Trump anuncia "ações muito fortes" se Irã iniciar execuções
Família de manifestante detido diz que ele será executado nesta quarta-feira. "Se eles fizerem algo assim, agiremos com muita firmeza", afirmou Trump.O presidente dos Estados Unidos, Donald Trump, afirmou nesta terça-feira (13/01) que executará "ações muitos fortes" caso as autoridades do Irã comecem a executar pessoas detidas durante os protestos que abalam a República Islâmica.

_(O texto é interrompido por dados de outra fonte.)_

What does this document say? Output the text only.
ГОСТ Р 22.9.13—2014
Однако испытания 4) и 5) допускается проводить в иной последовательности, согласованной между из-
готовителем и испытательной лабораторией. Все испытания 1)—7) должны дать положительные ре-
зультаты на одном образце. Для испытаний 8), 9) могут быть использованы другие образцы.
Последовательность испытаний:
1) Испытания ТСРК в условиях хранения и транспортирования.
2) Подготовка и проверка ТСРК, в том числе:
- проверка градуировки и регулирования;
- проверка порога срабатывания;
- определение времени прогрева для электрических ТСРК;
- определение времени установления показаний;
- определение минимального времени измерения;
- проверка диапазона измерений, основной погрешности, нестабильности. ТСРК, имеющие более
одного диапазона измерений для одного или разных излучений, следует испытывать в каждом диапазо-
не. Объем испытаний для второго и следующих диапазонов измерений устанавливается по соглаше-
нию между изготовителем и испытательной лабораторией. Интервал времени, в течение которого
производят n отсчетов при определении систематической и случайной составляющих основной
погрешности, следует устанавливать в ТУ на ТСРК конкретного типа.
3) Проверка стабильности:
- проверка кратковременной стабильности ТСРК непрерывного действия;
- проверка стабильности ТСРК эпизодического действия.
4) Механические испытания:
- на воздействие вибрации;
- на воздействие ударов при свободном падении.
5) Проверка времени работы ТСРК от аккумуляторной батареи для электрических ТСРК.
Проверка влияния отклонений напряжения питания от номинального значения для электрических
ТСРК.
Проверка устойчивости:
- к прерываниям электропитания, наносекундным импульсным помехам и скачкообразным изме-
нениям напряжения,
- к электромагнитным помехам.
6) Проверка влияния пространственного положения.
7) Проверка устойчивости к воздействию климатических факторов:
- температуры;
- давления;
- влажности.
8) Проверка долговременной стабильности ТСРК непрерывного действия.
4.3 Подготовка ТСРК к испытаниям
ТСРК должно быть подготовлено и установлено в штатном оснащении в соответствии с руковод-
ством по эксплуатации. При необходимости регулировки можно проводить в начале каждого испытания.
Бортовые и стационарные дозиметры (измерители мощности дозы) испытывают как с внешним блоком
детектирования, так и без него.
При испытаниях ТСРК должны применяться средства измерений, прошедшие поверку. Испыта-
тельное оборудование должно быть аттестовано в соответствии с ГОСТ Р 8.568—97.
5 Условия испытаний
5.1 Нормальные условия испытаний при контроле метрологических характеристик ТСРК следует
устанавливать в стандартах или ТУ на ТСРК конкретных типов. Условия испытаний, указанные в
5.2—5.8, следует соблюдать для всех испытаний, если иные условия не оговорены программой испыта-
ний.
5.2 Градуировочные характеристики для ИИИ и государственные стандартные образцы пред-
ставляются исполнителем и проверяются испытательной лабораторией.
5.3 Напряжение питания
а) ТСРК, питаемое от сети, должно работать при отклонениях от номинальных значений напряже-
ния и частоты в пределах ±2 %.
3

"Se eles fizerem algo assim, agiremos com muita firmeza", afirmou o chefe de Estado americano quando questionado sobre a possibilidade de execuções por enforcamento já nesta quarta-feira.
A ONG Iran Human Rights (IHR) denunciou o caso de Erfan Soltani, de 26 anos, detido na semana passada na cidade de Karaj, perto de Teerã, que, segundo a sua família, já foi condenado à morte e poderá ser executado nesta quarta-feira.
O responsável máximo pela Justiça iraniana, Gholamhossein Mohseni-Ejei, anunciou nesta quarta-feira julgamentos sumários e possíveis execuções de pessoas detidas por terem participado nos recentes protestos contra o regime da República Islâmica.
"Se quisermos fazer o trabalho, temos de fazê-lo já", disse Mohseni-Ejei, em referência às execuções. Ele acrescentou que, "se demorar dois ou três meses, não terá o mesmo efeito".
O Ministério Público de Teerã afirmou que um número não especificado de manifestantes será julgado por moharebeh (guerra contra Deus, em persa), uma das acusações mais graves no Irã e que prevê a pena de morte, segundo um comunicado divulgado pela televisão estatal.
ONGs: 2.600 mortos
Organizações não governamentais afirmaram que cerca de 2.600 pessoas morreram nas manifestações que começaram em 28 de dezembro em todo o país. Esse número inclui manifestantes e forças de segurança.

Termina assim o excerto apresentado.